Sounders have rare chance to repeat as MLS champions

Seattle Sounders goaltender Stefan Frei answers a question as forward Clint Dempsey listens during a news conference in Toronto, Thursday Dec. 7, 2017. The Sounders face Toronto FC on Saturday in the MLS Cup soccer final. (Frank Gunn/The Canadian Press via AP)

A second straight MLS cup title would put Seattle on another level in American soccer

TUKWILA, Wash. — In the immediate aftermath of winning their first MLS Cup title a year ago, the Seattle Sounders started to plan long term.

After playing all the way into December, the Sounders knew the challenge of trying to make it back to the playoffs in 2017, let alone contend for another title, with a short, limited offseason. They also had evidence of how tough it was as the 2015 finalists — Portland and Columbus — both missed the playoffs in 2016.

The Sounders stuck to their plan early in the season even if it meant resting players and possibly giving away some early matches. But those decisions, combined with some key additions during the summer transfer window, have helped put Seattle back in the MLS Cup final against Toronto with a chance to do what few teams in league history have accomplished: repeat as champions.

"We know for reigning champions it's extremely difficult to reach the playoffs again, let alone repeat," goalkeeper Stefan Frei said. "For us to have a chance to do that is massive."

A win on Saturday would raise Seattle to another level in North American soccer. They're already highly regarded for their fan support and one of the most successful expansion launches in pro sports. They've won multiple U.S. Open Cup titles and last year added the desired star to their crest with their first league championship.

But a victory over Toronto would make Seattle just the fourth team in league history to repeat. D.C. United won the first two titles in league history. Houston won consecutive titles in 2006-07 and Los Angeles went back-to-back in 2011-12.

"I think we're at the point now where we're starting to get in that elite level of clubs in MLS. I think the league and people from the outside are starting to notice that since (2009) we've reached the playoffs every time, we've consistently grabbed trophies, we've consistently found ourselves competing for trophies," Frei said. "And even though we may be a young team compared to some of the original ones we're starting to fill the cabinet with trophies. I think being able to achieve something like the L.A. Galaxy did winning back-to-back would definitely cement us in that elite class."

Repeating has been a rarity in the league's 22 seasons. The back-to-back titles by Los Angeles earlier this decade may be the most impressive because they came at a time when the league was expanding rapidly and there was more parity in the league.

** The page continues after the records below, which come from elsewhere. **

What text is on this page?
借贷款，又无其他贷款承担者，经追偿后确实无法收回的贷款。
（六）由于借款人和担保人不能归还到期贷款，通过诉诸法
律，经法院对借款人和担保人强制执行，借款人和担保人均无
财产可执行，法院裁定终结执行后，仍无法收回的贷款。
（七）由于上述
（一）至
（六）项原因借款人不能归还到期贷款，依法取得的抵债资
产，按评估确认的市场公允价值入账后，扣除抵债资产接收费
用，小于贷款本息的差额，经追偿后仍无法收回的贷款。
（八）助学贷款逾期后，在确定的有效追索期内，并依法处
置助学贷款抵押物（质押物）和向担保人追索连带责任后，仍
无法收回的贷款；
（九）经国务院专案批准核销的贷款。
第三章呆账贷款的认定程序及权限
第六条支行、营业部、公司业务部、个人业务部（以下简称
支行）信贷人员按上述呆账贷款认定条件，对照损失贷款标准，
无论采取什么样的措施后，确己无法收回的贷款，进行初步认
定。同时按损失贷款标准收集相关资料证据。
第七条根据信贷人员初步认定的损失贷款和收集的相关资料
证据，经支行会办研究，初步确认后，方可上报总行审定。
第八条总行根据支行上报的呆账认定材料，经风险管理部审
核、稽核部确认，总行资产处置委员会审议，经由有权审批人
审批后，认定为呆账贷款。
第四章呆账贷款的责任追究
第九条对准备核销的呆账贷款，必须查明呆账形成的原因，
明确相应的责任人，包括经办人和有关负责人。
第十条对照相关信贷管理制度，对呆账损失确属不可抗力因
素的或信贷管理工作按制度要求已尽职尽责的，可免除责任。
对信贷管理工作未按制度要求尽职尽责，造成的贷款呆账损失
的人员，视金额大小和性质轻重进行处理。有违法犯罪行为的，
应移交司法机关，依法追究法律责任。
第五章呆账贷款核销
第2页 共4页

That's why Seattle and Toronto making it back to the final for the second straight year is such a notable accomplishment. Between league play, domestic competitions, international call-ups and a variety of other obstacles, both have enough depth and talent to stand out.

"There are a lot of teams that are even because of the way the league is set up, salary cap situations for teams. I just feel like there are a lot of teams that are pretty close to each other," Seattle forward Clint Dempsey said. "It's not like there is one team that has an opportunity to really go and get a ton of players and have a huge salary cap to try and push themselves away from everybody else like you see in the other leagues. It's a good league, we have a great team and I think the organization has done a great job of providing depth for this team but also an attractive style of soccer for the fans to watch."

There's also Seattle's sports history. Both the Seattle Seahawks and Seattle SuperSonics played in consecutive championships, yet neither was able to pull off two straight titles. The Sonics lost to the Washington Bullets in 1978, but beat them in 1979. The Seahawks won the Super Bowl in 2014 and were on the verge of winning the following season before a famous late interception against New England cost Seattle a second straight title.

"We're living in a really cool moment because what happened last year is special and what is happening this year is special," coach Brian Schmetzer said. "We still have one more game to go. We're going to do our best to put out a good performance and we'll see which team wins."

NOTES: The Sounders have ruled out midfielder Osvaldo Alonso for Saturday's final. Alonso has been bothered by a quadriceps injury and has played in just one game since September. Alonso was a key in last year's final, harassing Toronto star Sebastian Giovinco and helping Seattle keep Toronto scoreless through regulation and extra time.